In the current mainstream view of set theory (Zermelo-Fraenkel set theory),
the only objects that we can talk about (quantify over) are sets. Informally, a class is a family (collection?) of sets that is defined by a formula $\phi(x,y_1,\dots,y_n)$
with sets $b_1,\dots,b_n$ as parameters. In this case we would denote the class by
$\{a:\phi(a,b_1,\dots,b_n)\}$.
Simple example: Let $b$ be a set and consider the class $\{a:b\in a\}$,
the class of all sets that contain $b$. Here $\phi(x,y)$ is $y\in x$ and the parameter
is $b$.
Now, while it can happen that a certain class is a ring (with the addition and multiplication
also being classes), we have no way of speaking about all such classes (in the language of set theory), since we cannot quantify over the formulas of our language within in the language.
Given a fixed formula $\phi(x,y_1,\dots,y_n)$, we can talk about all classes of the form $\{a:\phi(a,b_1,\dots,b_n)\}$ with $b_1,\dots,b_n$ sets by quantifying over the parameters $b_1,\dots,b_n$, but we cannot talk about all rings that are classes, since they will
not all have a uniform representation as a class in this sense.

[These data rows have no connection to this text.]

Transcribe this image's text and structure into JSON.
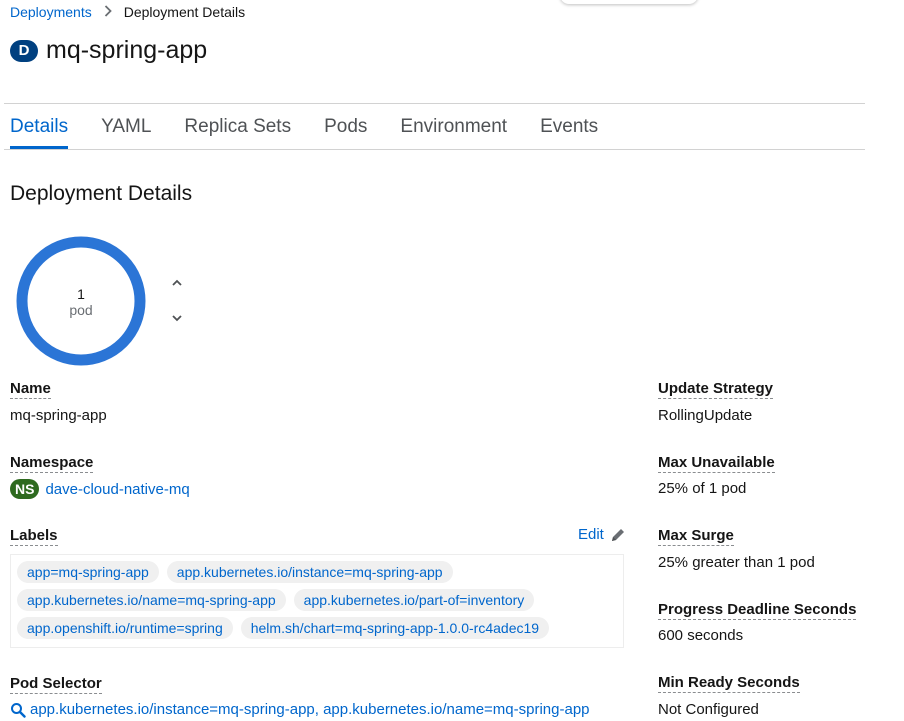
{
  "breadcrumb": {
    "parent": "Deployments",
    "current": "Deployment Details"
  },
  "header": {
    "badge": "D",
    "title": "mq-spring-app"
  },
  "tabs": [
    {
      "label": "Details",
      "active": true
    },
    {
      "label": "YAML",
      "active": false
    },
    {
      "label": "Replica Sets",
      "active": false
    },
    {
      "label": "Pods",
      "active": false
    },
    {
      "label": "Environment",
      "active": false
    },
    {
      "label": "Events",
      "active": false
    }
  ],
  "section_title": "Deployment Details",
  "pod_ring": {
    "count": "1",
    "unit": "pod",
    "ring_color": "#2b75d6"
  },
  "left": {
    "name_label": "Name",
    "name_value": "mq-spring-app",
    "namespace_label": "Namespace",
    "namespace_badge": "NS",
    "namespace_value": "dave-cloud-native-mq",
    "labels_label": "Labels",
    "edit_label": "Edit",
    "label_chips": [
      [
        "app=mq-spring-app",
        "app.kubernetes.io/instance=mq-spring-app"
      ],
      [
        "app.kubernetes.io/name=mq-spring-app",
        "app.kubernetes.io/part-of=inventory"
      ],
      [
        "app.openshift.io/runtime=spring",
        "helm.sh/chart=mq-spring-app-1.0.0-rc4adec19"
      ]
    ],
    "selector_label": "Pod Selector",
    "selector_value": "app.kubernetes.io/instance=mq-spring-app, app.kubernetes.io/name=mq-spring-app"
  },
  "right": {
    "update_strategy_label": "Update Strategy",
    "update_strategy_value": "RollingUpdate",
    "max_unavailable_label": "Max Unavailable",
    "max_unavailable_value": "25% of 1 pod",
    "max_surge_label": "Max Surge",
    "max_surge_value": "25% greater than 1 pod",
    "progress_deadline_label": "Progress Deadline Seconds",
    "progress_deadline_value": "600 seconds",
    "min_ready_label": "Min Ready Seconds",
    "min_ready_value": "Not Configured"
  },
  "colors": {
    "link": "#0066cc",
    "ns_badge": "#2e6a1f",
    "resource_badge": "#004080"
  }
}
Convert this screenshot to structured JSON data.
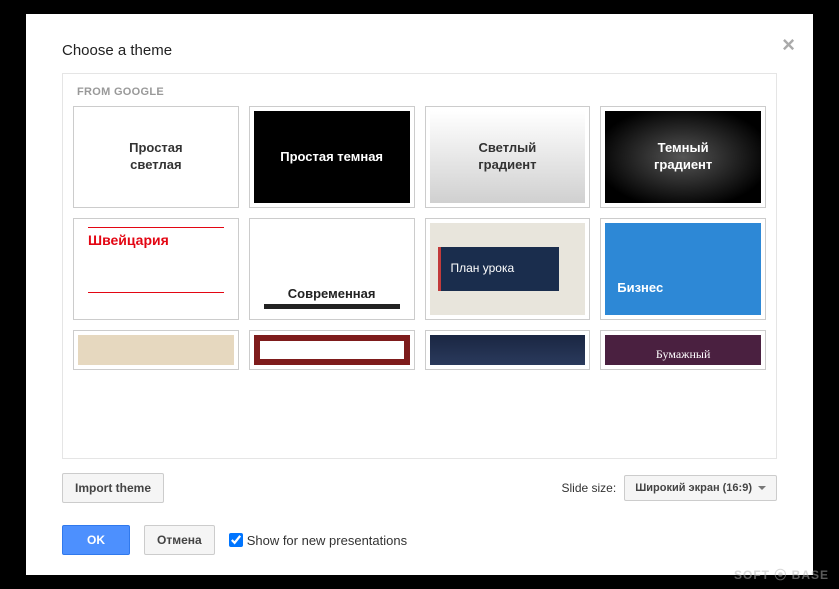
{
  "dialog": {
    "title": "Choose a theme",
    "close_glyph": "×",
    "section_label": "FROM GOOGLE"
  },
  "themes": [
    {
      "id": "simple-light",
      "label": "Простая\nсветлая"
    },
    {
      "id": "simple-dark",
      "label": "Простая темная"
    },
    {
      "id": "light-gradient",
      "label": "Светлый\nградиент"
    },
    {
      "id": "dark-gradient",
      "label": "Темный\nградиент"
    },
    {
      "id": "swiss",
      "label": "Швейцария"
    },
    {
      "id": "modern",
      "label": "Современная"
    },
    {
      "id": "lesson",
      "label": "План урока"
    },
    {
      "id": "business",
      "label": "Бизнес"
    },
    {
      "id": "beige",
      "label": ""
    },
    {
      "id": "redborder",
      "label": ""
    },
    {
      "id": "navy",
      "label": ""
    },
    {
      "id": "paper",
      "label": "Бумажный"
    }
  ],
  "footer": {
    "import_label": "Import theme",
    "slide_size_label": "Slide size:",
    "slide_size_value": "Широкий экран (16:9)",
    "ok_label": "OK",
    "cancel_label": "Отмена",
    "show_new_label": "Show for new presentations",
    "show_new_checked": true
  },
  "watermark": "SOFT ⦿ BASE"
}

This is the main problem. I believe that all statements about rings that concern the internal arithmetic laws of the ring still go through for rings that are classes,
but you get problems with properties that require speaking about the relation of the ring in question to other rings (universal properties etc, but also subrings and ideals as mentioned by Martin Brandenburg in a comment.).